BANKS are using predatory tactics to target customers with financial products when they are most vulnerable, leaving customers in greater debt, a new report has found.

Banks and other financial institutions have spent up to $200 million each creating customer databases by drilling into personal credit card transactions so they can predict when financially stretched customers might be more susceptible to offers of increased credit limits, insurance, education or superannuation funds and investment products.

The National Consumer Credit Protection Act prevents banks from offering ''unsuitable'' credit to customers who cannot afford it. But banks are using advancing technology to profile and target customers with credit that will keep them in debt to the banks and always paying interest.

The Consumer Action Law Centre report, funded by the Australian Securities and Investments Commission, says policy advisers and regulators have not kept pace with advancing technology. The report links predatory bank tactics to rising personal debt.

Ten years ago, Australians owed $21.8 billion on credit cards, $15.3 billion of which was accrued interest. In February, those figures had more than doubled to $50.6 billion, with $37 billion in accrued interest. The debt per card rate was $2123 in 2002, and now sits at $3364.

Report researcher Paul Harrison of Deakin University said banks had for years used basic data such as age and income to guess when customers might accept extensions on their credit limits, but it was a scatter-gun approach.

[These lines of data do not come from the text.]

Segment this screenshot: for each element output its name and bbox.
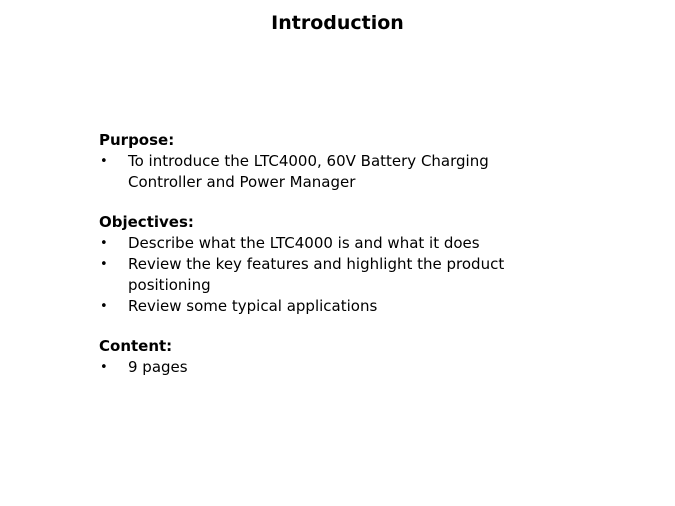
section-heading-content: Content: xyxy=(99,337,173,355)
bullet-text: Review some typical applications xyxy=(128,297,378,315)
list-item xyxy=(99,151,557,193)
bullet-icon: • xyxy=(100,236,108,251)
bullet-list-content xyxy=(99,357,557,378)
bullet-icon: • xyxy=(100,154,108,169)
section-heading-objectives: Objectives: xyxy=(99,213,194,231)
list-item xyxy=(99,357,557,378)
list-item xyxy=(99,233,557,254)
list-item xyxy=(99,296,557,317)
section-purpose xyxy=(99,130,557,193)
bullet-text: Describe what the LTC4000 is and what it does xyxy=(128,234,480,252)
list-item xyxy=(99,254,557,296)
section-objectives xyxy=(99,212,557,317)
bullet-text: Review the key features and highlight the product positioning xyxy=(128,255,505,294)
bullet-icon: • xyxy=(100,360,108,375)
bullet-text: To introduce the LTC4000, 60V Battery Charging Controller and Power Manager xyxy=(128,152,489,191)
slide-body xyxy=(99,130,557,397)
section-heading-purpose: Purpose: xyxy=(99,131,175,149)
bullet-list-purpose xyxy=(99,151,557,193)
bullet-icon: • xyxy=(100,257,108,272)
section-content xyxy=(99,336,557,378)
bullet-list-objectives xyxy=(99,233,557,317)
bullet-icon: • xyxy=(100,299,108,314)
slide-title: Introduction xyxy=(271,12,404,34)
bullet-text: 9 pages xyxy=(128,358,188,376)
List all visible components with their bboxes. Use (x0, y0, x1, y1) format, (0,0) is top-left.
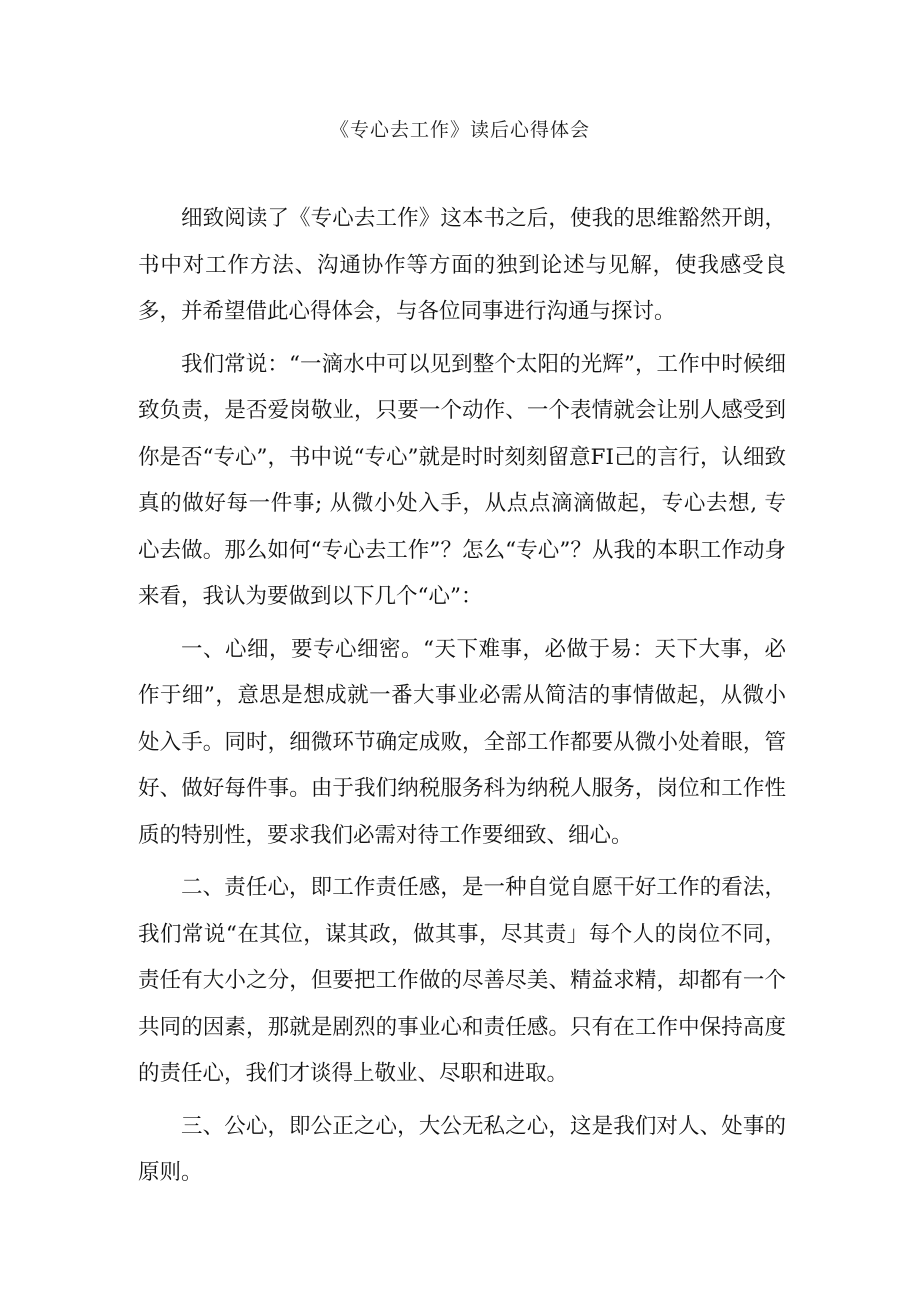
paragraph-fairness: 三、公心，即公正之心，大公无私之心，这是我们对人、处事的原则。 (138, 1113, 786, 1185)
paragraph-careful: 一、心细，要专心细密。“天下难事，必做于易：天下大事，必作于细”，意思是想成就一番大事业必需从简洁的事情做起，从微小处入手。同时，细微环节确定成败，全部工作都要从微小处着眼，管好、做好每件事。由于我们纳税服务科为纳税人服务，岗位和工作性质的特别性，要求我们必需对待工作要细致、细心。 (138, 636, 786, 848)
paragraph-intro: 细致阅读了《专心去工作》这本书之后，使我的思维豁然开朗，书中对工作方法、沟通协作等方面的独到论述与见解，使我感受良多，并希望借此心得体会，与各位同事进行沟通与探讨。 (138, 206, 786, 324)
paragraph-focus: 我们常说：“一滴水中可以见到整个太阳的光辉”，工作中时候细致负责，是否爱岗敬业，只要一个动作、一个表情就会让别人感受到你是否“专心”，书中说“专心”就是时时刻刻留意FI己的言行，认细致真的做好每一件事; 从微小处入手，从点点滴滴做起，专心去想, 专心去做。那么如何“专心去工作”？怎么“专心”？从我的本职工作动身来看，我认为要做到以下几个“心”： (138, 351, 786, 609)
document-body (138, 196, 786, 1203)
paragraph-responsibility: 二、责任心，即工作责任感，是一种自觉自愿干好工作的看法，我们常说“在其位，谋其政，做其事，尽其责」每个人的岗位不同，责任有大小之分，但要把工作做的尽善尽美、精益求精，却都有一个共同的因素，那就是剧烈的事业心和责任感。只有在工作中保持高度的责任心，我们才谈得上敬业、尽职和进取。 (138, 875, 786, 1086)
document-title: 《专心去工作》读后心得体会 (329, 119, 590, 141)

Now, he said, powerful, more sophisticated computers could glean intimate details about customers, using information gathered from spending patterns, call centres, product registration and point-of-sale transactions.

Dr Harrison, chairman of Deakin's consumer behaviour and advertising unit, said the banks were trying to predict pivotal spikes in spending like holidays, impending babies and retirement - all times when a customer might accept increased credit limits or other financial products. A sudden spike in spending at baby stores by a woman of childbearing age is enough for bank databases to generate offers of credit or education funds.

The law centre's policy and campaigns adviser, Gerard Brody, said new credit laws offered some consumer protection, but banks were allowed to profile and target their customers through data mining.

From July 1, he said, banks would need customer consent for unsolicited credit limit offers, but even if customers refused, their data could be mined to generate mortgage, personal loan, investment or insurance offers. Mr Brody said some banks were attempting to get consent via text message or bundling in consent with an offer for an increased credit limit.

Dr Harrison said the information gathered was a powerful marketing tool used by all banks. Westpac had spent the most - $200 million over five years - developing its database on its 3.5 million customers. The Commonwealth Bank has spent about $100 million on its database, while other financial institutions have spent tens of millions of dollars.

The research found that the most profitable customers for banks were not the loyal, pay-in-full customers, but the ones who did not pay all of their monthly statement during the interest-free period. Defaulters were also expensive to chase, it found.

''Older-generation customers have grown up with the concept that you acquired debt and you paid it off, you don't have fast access to credit and don't have an ATM on every corner and that has led to a certain behaviour,'' Mr Brody said.

''Generation Y has had that weaned out of them and there is the expectation that they can get access to credit whenever they need it.''

Steven Munchenberg, chief executive officer for the Australian Bankers Association, said banks were using the technology to market themselves ''like any other business'' and that customers would make rational decisions based on information available.

A Westpac spokesman would not be drawn on the exact amount it had spent on data generation about its customers and said it was meeting its consumer lending, legal and industry code requirements.